# Lost...and Found



## mrblanche (Feb 2, 2011)

*LOST...AND FOUND*

Dear God...
Or Allah...
Or Bast...

Or Whoever answers
The prayers of kittens.

Please help me.
It's a big, cold world,
And I'm a tiny, cold kitten,
Hiding here, under the bush.

<_I hear you, little one_.>

What did we do wrong?
Why did they throw us out
Of the warm house
Where Mama is?

They put all six of us
Out here, alone.
We huddled together
All night, in the cold.
But my brothers and sisters
Have all stopped moving.
It's getting very cold here,
And the rain is soaking me.
I don't know how to find food,
And I'm so tired.

<_Your brothers and sisters
Have gone to a good place_.>

Please help me!  
Will I go there, too?

<_Not now, not yet.
Cry out, little one_.>

Help me!  Help me!
Here!  Under this bush!
I'm hungry!

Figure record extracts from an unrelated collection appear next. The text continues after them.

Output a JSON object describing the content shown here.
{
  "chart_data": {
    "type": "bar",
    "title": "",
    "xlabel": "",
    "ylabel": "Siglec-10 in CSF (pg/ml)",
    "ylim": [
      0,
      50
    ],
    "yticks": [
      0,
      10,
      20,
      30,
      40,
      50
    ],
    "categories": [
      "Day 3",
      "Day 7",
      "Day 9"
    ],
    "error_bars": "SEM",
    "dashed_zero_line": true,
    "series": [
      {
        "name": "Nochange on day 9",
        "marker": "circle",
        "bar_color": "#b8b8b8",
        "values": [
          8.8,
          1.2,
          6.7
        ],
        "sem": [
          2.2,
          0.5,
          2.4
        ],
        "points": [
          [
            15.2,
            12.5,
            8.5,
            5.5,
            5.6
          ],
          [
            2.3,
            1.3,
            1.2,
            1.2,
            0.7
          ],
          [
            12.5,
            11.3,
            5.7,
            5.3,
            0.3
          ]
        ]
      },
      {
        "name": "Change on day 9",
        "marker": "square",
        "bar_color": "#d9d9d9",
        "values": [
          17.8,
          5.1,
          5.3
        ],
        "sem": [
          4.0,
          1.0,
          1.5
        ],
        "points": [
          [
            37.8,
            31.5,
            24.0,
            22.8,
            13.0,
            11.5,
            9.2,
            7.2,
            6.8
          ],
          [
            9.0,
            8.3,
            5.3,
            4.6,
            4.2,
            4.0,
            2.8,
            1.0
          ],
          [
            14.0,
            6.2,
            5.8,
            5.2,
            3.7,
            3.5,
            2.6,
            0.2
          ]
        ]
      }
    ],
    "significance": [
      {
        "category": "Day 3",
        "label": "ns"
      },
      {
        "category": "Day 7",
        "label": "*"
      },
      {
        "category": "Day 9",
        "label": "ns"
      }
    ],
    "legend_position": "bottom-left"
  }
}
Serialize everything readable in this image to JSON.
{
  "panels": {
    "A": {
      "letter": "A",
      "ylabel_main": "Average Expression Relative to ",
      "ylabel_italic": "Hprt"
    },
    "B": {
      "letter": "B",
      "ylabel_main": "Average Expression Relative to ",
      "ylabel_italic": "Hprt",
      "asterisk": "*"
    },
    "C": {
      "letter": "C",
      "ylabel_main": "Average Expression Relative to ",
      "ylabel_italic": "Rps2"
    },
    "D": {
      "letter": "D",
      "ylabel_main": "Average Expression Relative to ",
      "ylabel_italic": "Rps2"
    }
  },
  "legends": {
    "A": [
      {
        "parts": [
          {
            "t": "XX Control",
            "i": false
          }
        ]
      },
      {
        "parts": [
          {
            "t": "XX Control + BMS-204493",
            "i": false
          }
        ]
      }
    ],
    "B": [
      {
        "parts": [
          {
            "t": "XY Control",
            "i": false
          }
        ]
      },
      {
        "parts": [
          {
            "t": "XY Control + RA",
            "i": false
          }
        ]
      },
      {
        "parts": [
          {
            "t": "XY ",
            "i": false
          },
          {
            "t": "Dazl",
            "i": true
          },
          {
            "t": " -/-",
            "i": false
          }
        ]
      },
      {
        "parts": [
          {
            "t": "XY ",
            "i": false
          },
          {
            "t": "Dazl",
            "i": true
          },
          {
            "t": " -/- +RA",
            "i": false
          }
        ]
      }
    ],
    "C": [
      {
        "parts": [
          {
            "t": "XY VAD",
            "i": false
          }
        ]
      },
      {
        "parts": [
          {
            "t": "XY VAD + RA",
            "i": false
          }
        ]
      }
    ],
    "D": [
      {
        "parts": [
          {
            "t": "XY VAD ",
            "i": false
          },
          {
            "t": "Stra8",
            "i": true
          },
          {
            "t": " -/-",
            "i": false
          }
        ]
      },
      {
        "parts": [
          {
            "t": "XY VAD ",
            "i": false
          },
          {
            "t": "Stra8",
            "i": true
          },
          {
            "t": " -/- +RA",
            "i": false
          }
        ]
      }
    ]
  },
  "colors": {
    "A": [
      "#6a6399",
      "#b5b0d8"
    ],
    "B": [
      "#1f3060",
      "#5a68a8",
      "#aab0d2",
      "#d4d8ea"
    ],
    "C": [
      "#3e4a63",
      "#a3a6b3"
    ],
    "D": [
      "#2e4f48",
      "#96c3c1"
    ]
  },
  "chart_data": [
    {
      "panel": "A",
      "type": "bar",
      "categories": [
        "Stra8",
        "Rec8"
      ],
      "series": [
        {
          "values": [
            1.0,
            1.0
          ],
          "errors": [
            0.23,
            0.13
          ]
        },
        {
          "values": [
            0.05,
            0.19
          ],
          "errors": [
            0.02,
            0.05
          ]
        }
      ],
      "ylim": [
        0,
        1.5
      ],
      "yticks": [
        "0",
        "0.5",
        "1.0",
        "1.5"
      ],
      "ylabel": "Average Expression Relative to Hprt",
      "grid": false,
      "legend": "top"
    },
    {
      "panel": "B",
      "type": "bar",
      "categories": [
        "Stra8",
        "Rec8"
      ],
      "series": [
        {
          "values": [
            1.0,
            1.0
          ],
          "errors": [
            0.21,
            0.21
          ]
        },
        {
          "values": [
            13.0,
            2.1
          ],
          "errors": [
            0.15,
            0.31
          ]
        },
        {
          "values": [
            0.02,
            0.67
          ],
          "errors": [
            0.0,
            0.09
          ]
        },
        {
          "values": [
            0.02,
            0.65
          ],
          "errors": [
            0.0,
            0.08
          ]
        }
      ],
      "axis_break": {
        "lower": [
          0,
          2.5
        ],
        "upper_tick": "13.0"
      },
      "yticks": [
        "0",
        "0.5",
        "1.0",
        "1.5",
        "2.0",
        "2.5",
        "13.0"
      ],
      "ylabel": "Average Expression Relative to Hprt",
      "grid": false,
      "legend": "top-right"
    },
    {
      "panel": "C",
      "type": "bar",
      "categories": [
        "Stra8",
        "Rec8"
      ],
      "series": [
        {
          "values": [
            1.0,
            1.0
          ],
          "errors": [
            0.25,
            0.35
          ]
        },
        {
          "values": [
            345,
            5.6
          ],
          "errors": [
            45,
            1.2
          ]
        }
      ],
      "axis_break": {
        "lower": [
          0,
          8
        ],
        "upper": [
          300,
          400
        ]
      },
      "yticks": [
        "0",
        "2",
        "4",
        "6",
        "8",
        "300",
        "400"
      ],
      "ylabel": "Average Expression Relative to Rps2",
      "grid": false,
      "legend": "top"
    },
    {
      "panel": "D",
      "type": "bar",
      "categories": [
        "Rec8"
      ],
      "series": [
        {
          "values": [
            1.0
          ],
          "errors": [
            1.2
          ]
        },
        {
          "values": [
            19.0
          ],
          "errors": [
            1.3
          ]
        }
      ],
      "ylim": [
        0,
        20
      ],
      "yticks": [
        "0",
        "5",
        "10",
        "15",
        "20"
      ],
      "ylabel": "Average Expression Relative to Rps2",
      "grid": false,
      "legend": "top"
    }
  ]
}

I'm cold!

<_Louder, child_.>

HELP ME!  SOMEONE!
ANYONE!  I'M LOST!
DON'T LEAVE ME HERE!
I WANT TO LIVE!

<_Look in front of you_.>

I see big shoes!

<_I put them on the path to you_.>

I see a face!

<_I turned it toward you_.>

Ah, warm hands have picked me up!

<_They know kittens well.
They needed a new little one,
Like you,
To fill a hole in their heart,
And an empty place in their home_.>

They have put me in their coat.
I will love them.
My purr will warm us both!

<_Farewell, child.
Your prayer,
And theirs,
Was heard_.>


--Mike Blanche


----------



## shadows (Feb 3, 2011)

Awww, glad this poem had a happy ending, poor little kittens.  You could probably lose the last verse.  It tells what you have shown already.  Trust the reader to see this in those words rather than underline it.


----------



## Farleyv (Feb 3, 2011)

I was able to visualize this very well.  I like the discussion between God and a small kitten.   Although it starts out on a sad note, it ends up hopeful.  It's a nice work, Mike.


----------



## catbehaviors (Feb 4, 2011)

Beautiful poem, Mike.  I love how everything fell into place for the kitten.  Keep posting your work!


----------



## SvirVolgate (Feb 4, 2011)

This is really well done! Keep it up!


----------



## mrblanche (Mar 6, 2011)

I think the last verse could be seen as superfluous, except that it points out that "the gods" were working both sides of the equation.


----------